On the eve of the summit, the Moroccan ruler held in the Ethiopian capital separate talks with several participating heads of State. These included the Presidents of Congo Denis Sassou Nguesso, of Equatorial Guinea Teodore Obiang Nguema, of Rwanda Paul Kagame, and of Guinean, Alpha Condé.
King Mohammed VI is personally leading the Moroccan delegation, evidence of Morocco’s confidence that its diplomatic approach to return to the African Union will bear fruit.
This initiative will also allow the African community to question the legitimacy of the presence of the SADR within the Pan-African organization. Actually, this pseudo-republic, proclaimed in 1976 by the Polisario Front, with the support of Algeria and Gaddafi’s Libya, is not recognized by the majority of the AU member states, nor by the United Nations.
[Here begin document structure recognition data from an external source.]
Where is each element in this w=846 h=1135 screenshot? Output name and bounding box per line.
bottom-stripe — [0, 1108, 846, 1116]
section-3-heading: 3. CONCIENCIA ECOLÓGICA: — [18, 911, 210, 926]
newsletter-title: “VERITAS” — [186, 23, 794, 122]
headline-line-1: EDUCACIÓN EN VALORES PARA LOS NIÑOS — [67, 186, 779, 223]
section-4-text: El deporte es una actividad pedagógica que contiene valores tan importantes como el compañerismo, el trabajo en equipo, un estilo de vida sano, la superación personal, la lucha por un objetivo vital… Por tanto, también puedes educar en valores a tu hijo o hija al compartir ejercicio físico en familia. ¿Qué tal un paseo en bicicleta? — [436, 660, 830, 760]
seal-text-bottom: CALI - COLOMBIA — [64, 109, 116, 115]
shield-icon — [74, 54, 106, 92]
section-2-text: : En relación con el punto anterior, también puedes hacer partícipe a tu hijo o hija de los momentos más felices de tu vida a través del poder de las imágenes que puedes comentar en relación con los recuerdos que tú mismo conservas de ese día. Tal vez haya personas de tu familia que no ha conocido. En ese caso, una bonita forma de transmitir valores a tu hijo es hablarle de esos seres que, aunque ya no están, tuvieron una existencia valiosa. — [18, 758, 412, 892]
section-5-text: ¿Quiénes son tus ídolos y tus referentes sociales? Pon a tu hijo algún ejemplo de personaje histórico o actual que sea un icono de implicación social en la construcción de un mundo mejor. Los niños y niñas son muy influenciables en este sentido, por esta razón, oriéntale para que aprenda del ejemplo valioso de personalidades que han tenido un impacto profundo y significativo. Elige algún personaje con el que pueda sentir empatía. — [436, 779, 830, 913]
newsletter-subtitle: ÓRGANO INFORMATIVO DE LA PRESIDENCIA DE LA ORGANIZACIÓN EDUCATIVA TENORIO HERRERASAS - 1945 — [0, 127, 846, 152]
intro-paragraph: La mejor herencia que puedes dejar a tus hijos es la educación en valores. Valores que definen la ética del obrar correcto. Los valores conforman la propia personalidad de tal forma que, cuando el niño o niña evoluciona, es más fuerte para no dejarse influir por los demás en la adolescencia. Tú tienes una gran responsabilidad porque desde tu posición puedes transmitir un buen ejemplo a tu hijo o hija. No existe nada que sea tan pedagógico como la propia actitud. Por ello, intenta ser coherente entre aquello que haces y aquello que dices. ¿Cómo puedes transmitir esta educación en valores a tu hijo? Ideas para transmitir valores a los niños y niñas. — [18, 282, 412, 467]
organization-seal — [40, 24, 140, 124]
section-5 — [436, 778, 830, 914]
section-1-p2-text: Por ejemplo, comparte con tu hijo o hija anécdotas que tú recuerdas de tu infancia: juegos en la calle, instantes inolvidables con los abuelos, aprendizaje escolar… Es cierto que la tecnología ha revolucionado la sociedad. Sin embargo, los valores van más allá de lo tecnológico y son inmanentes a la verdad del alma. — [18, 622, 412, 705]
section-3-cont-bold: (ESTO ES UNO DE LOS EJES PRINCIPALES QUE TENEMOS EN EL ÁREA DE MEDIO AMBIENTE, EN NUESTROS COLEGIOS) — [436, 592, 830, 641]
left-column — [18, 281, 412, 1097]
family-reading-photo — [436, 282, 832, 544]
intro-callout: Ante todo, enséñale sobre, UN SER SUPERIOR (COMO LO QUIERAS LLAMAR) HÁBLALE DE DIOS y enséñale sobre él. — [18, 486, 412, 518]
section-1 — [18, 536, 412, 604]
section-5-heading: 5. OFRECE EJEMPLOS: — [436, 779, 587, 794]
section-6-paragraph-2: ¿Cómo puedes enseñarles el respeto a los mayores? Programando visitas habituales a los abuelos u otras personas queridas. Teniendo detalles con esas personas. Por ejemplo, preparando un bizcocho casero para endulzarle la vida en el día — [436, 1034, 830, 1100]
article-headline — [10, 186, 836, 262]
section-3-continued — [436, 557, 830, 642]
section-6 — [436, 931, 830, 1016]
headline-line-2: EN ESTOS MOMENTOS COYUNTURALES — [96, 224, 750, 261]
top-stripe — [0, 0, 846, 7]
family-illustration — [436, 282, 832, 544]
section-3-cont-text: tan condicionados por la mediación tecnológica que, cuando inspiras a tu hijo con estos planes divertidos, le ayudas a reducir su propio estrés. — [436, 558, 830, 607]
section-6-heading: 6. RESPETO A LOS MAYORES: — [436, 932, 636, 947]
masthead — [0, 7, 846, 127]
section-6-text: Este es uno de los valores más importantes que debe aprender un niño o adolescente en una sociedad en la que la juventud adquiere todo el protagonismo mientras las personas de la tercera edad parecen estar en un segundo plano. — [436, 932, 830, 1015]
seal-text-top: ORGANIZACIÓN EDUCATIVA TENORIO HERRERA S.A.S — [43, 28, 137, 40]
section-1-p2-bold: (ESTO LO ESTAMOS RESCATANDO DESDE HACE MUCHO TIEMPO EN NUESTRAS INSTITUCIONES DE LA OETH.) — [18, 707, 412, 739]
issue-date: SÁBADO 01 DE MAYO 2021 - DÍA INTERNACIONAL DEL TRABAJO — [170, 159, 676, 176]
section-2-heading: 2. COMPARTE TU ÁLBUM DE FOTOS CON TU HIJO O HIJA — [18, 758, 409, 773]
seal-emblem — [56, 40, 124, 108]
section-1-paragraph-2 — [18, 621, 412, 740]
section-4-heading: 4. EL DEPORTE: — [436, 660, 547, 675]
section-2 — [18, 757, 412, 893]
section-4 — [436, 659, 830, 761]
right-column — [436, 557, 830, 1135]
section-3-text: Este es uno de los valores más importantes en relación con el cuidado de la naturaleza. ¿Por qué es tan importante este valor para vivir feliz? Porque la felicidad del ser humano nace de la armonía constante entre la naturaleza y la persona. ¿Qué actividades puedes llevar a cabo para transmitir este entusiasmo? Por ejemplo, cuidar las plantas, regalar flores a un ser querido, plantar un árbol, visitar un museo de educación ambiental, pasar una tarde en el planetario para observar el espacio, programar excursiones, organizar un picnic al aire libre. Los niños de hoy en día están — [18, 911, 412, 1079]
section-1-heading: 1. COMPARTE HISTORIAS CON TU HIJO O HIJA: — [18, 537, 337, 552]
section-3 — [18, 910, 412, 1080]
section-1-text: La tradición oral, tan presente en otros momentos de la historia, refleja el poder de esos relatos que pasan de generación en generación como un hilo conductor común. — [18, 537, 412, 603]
Meanwhile, Morocco’s return to the continental organization is supported by 43 member countries, i.e. a large majority of the 54 members.
Last July, shortly after Morocco expressed the wish to return to the African fold, 28 AU members formally requested the reinstatement of the North African country and the exclusion of the SADR.
The majority of African countries consider Morocco’s presence within the AU as an asset for both the organization and for the continent, in addition to the fact that it will provide a new dynamic for inter-African relations.
Morocco, which was one of the founders of the Organization of African unity (OAU), the ancestor of the current AU, in 1963 is today one of the main investors in the Sahel and in West Africa, and the recent visits of Mohammed VI to East Africa have allowed the Kingdom to expand the list of its partners to English-speaking States.